面试题:子线程50次循环,主线程100次循环,又子线程循环50 如此循环50次:
代码如下:
package xyxysjxy.thread;
public class ThreadCommunition {
public static void main(String args[]) {
final OutPuter op = new OutPuter();
new Thread(new Runnable() {
public void run() {
for(int i=0 ; i < 50 ;i ++)
op.sub();
}
}).start();
for(int i=0 ; i < 50 ;i ++)
op.main();
}
}
// 要同步的方法或者资源要被封装到一个类中去,体现了高聚性
class OutPuter {
private boolean flag = true;
public synchronized void main() {
while (flag ) {
//避免了假唤醒,就像人做梦了一样。有可能是被自己的噩梦惊醒的。不是属于被别人唤醒,而是假唤醒
try {
this.wait();
} catch (Exception e) {
}
}
for (int i = 1; i <= 100; i++) {
System. out.println(Thread.currentThread().getName() + "------" + i);
}
flag = true ;
this.notify();
}
public synchronized void sub() {
while (!flag ) {
try {
this.wait();
} catch (Exception e) {
}
}
for (int i = 1; i <= 50; i++) {
System. out.println(Thread.currentThread().getName() + "===========" + i);
}
flag = false ;
this.notify();
}
}
线程范围内的共享变量:
下面代码模拟了线程内中的共享数据:
package cn.itcast.heima2;
import java.util.HashMap;
import java.util.Map;
import java.util.Random;
public class ThreadScopeShareData {
private static int data = 0;
private static Map<Thread, Integer> threadData = new HashMap<Thread, Integer>();
public static void main(String[] args) {
for(int i=0;i<2;i++){
new Thread(new Runnable(){
@Override
public void run() {
int data = new Random().nextInt();
System. out.println(Thread.currentThread().getName()
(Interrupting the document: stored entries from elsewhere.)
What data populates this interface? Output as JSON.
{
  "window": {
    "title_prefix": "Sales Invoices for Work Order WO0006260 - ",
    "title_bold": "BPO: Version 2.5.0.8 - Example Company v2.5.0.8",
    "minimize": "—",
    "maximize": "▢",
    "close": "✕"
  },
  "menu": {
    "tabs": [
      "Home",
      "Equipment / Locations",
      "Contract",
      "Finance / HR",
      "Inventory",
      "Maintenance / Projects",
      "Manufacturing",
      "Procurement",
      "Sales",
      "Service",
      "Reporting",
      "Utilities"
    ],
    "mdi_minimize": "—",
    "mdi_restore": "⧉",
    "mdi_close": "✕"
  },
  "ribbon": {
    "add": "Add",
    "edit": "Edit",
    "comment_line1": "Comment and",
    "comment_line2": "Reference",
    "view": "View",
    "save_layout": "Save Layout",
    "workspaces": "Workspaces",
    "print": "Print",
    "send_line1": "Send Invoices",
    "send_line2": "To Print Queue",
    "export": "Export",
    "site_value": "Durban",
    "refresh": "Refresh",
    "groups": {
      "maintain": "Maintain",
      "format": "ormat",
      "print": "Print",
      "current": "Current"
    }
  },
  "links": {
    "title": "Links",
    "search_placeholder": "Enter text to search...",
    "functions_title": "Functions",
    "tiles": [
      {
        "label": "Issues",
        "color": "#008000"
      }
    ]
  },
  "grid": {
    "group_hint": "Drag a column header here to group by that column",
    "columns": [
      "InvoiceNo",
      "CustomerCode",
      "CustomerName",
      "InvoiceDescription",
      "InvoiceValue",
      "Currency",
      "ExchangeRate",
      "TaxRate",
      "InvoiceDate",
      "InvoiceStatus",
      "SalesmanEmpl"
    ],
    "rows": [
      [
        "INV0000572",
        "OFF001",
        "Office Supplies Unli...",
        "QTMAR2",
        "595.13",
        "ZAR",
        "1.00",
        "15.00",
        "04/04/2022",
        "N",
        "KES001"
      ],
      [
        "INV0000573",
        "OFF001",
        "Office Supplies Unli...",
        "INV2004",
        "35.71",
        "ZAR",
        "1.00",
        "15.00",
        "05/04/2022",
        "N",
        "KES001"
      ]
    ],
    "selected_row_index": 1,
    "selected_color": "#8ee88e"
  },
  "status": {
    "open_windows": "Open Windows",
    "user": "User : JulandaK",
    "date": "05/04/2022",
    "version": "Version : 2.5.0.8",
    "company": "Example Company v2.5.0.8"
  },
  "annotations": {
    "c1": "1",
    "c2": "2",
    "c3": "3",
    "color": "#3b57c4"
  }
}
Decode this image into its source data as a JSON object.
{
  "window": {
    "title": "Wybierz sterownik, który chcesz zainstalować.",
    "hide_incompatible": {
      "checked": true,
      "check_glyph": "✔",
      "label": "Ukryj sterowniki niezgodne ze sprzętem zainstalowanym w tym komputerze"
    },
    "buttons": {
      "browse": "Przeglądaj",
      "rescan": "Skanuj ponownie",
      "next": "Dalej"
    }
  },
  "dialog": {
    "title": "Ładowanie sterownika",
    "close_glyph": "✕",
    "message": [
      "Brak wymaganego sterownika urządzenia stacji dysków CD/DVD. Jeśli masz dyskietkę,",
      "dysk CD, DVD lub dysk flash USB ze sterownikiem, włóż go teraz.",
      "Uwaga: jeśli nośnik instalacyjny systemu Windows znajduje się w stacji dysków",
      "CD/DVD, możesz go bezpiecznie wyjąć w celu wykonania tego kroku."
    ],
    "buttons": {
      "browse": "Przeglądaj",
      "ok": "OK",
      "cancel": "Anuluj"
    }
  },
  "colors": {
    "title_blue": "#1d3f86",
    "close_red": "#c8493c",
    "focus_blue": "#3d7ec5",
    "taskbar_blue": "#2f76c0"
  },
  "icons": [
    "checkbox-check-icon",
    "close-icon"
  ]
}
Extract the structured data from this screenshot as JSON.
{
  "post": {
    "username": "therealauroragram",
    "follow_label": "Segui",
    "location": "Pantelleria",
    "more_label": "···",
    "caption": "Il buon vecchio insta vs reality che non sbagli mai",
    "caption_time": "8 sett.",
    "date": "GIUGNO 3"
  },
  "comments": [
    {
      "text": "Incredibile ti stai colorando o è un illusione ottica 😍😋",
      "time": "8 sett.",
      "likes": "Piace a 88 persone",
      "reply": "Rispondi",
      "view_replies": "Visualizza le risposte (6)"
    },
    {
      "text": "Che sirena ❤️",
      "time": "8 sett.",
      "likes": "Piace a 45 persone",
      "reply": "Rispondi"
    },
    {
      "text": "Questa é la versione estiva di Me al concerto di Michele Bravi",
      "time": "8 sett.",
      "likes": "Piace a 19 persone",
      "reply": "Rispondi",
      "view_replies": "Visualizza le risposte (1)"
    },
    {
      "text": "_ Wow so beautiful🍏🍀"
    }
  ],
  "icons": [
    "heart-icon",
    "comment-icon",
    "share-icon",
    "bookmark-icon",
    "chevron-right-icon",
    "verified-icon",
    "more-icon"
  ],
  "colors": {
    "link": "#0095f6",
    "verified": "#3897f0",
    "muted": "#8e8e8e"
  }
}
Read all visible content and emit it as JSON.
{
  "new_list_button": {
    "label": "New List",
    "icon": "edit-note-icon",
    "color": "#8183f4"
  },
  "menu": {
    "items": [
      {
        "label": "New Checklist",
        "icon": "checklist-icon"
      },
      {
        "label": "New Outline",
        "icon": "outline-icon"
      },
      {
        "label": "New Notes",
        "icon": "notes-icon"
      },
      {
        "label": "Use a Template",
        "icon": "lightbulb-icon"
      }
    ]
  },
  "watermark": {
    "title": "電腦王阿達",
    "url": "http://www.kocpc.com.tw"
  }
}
+ " has put data :" + data);
threadData.put(Thread.currentThread(), data);
new A().get();
new B().get();
}
}).start();
}
}
static class A{
public void get(){
int data = threadData.get(Thread.currentThread());
System. out.println("A from " + Thread.currentThread().getName()
+ " get data :" + data);
}
}
static class B{
public void get(){
int data = threadData.get(Thread.currentThread());
System. out.println("B from " + Thread.currentThread().getName()
+ " get data :" + data);
}
}
}
Thread中维护了一个map集合,当要往线程中存入一个值则需要new ThreadLocal作为key,而以要存入的值作为value存入线程中
注册事件的理解:相当于 生活中场景:张三对李四说,李四你走的时候给我个电话。那么张三就在在李四的脑海里就注册了
一个事件(打电话,走的时候)。线程也是一样。线程在死的时候要触发什么事件也是被注册进去的。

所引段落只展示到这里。